Multidimensional FFTs can be performed by a sequence of low-dimensional FFTs. Typical approaches used by parallel libraries are the “pencil” and “slab” decompositions. Fig. 2 illustrates the pencil decomposition approach, which computes 3D FFTs by means of three batched 1D FFTs. The original domain is given on the left, spread on a 4x3x3 processor grid. Next is a communication step that redistributes the domain into 1D vectors (pencils) spreading entirely through one of the (3D) directions. Then, in parallel, each processor performs 1D FFTs on the pencils that it holds, followed by communication to form pencils in the next direction, 1D FFTs for that direction, repeat the same for the last direction, followed by final domain redistribution to the original domain. On the other hand, slab decomposition relies on computing sets of 2D and 1D FFTs.

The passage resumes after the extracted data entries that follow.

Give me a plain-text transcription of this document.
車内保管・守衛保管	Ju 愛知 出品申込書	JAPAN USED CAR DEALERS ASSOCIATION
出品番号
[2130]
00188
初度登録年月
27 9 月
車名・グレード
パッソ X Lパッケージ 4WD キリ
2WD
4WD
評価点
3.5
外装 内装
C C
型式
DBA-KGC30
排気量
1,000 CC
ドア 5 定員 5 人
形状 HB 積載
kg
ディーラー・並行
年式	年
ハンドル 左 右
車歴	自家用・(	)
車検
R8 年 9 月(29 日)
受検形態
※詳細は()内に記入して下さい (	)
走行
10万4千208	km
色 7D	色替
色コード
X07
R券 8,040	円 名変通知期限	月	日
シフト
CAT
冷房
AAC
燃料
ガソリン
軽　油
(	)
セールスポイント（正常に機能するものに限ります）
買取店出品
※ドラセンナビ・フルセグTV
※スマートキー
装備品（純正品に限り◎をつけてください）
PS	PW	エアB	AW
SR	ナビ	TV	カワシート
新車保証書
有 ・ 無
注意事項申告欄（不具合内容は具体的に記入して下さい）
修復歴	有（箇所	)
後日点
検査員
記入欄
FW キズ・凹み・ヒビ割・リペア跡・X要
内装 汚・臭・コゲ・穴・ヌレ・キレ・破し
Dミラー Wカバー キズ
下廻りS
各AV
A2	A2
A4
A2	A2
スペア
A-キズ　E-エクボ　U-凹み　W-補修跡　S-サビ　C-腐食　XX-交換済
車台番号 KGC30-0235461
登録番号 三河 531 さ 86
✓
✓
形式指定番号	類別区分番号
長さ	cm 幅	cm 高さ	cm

Communications at Exascale
The current bottleneck for many applications is communication costs. On the Summit pre-exascale supercomputer at ORNL for example, a computational node can perform about 13,440 double precision floating-point (FP64) operations for the time it can receive (or send) a single FP64 value. Thus, if an algorithm does not perform about 13,440 operations per value sent (or received), the node will idle, waiting for data. The FFT does not provide this high value of data reuse. In fact, for a vector of size N, the number of FFT floating point operations is only O(N log2N), making FFTs memory-bound operations. A typical profile is shown on Figure 3, Right, where the MPI communications take more than 97% of the total time. A corresponding run on multi-core CPUs is given on Figure 3, Left. The local FFT operations are memory bound and take about 50% of the time. The other 50% are in MPI communications. heFFTe accelerates the local operations 43× using GPUs. However, MPI communications remained about the same, using CUDA-Aware MPI doing GPUDirect communication.
Scalable Performance
Fig. 4 illustrates the strong (Left) and weak (Right) scalability of heFFTe, also compared to the FFTE library. HeFFTe overcomes FFTE in performance by a factor of two and has better scalability. Scalability is very important for large-scale systems. In the strong scaling, the same problem is solved on increasing number of nodes, and the time to solution is ideally supposed to go down, proportional to the compute resources used. In weak scaling, both problem sizes and compute resources are proportionally increased, so ideally the time to solution will be a flat line, e.g., as achieved by heFFTe on Fig. 4, Right.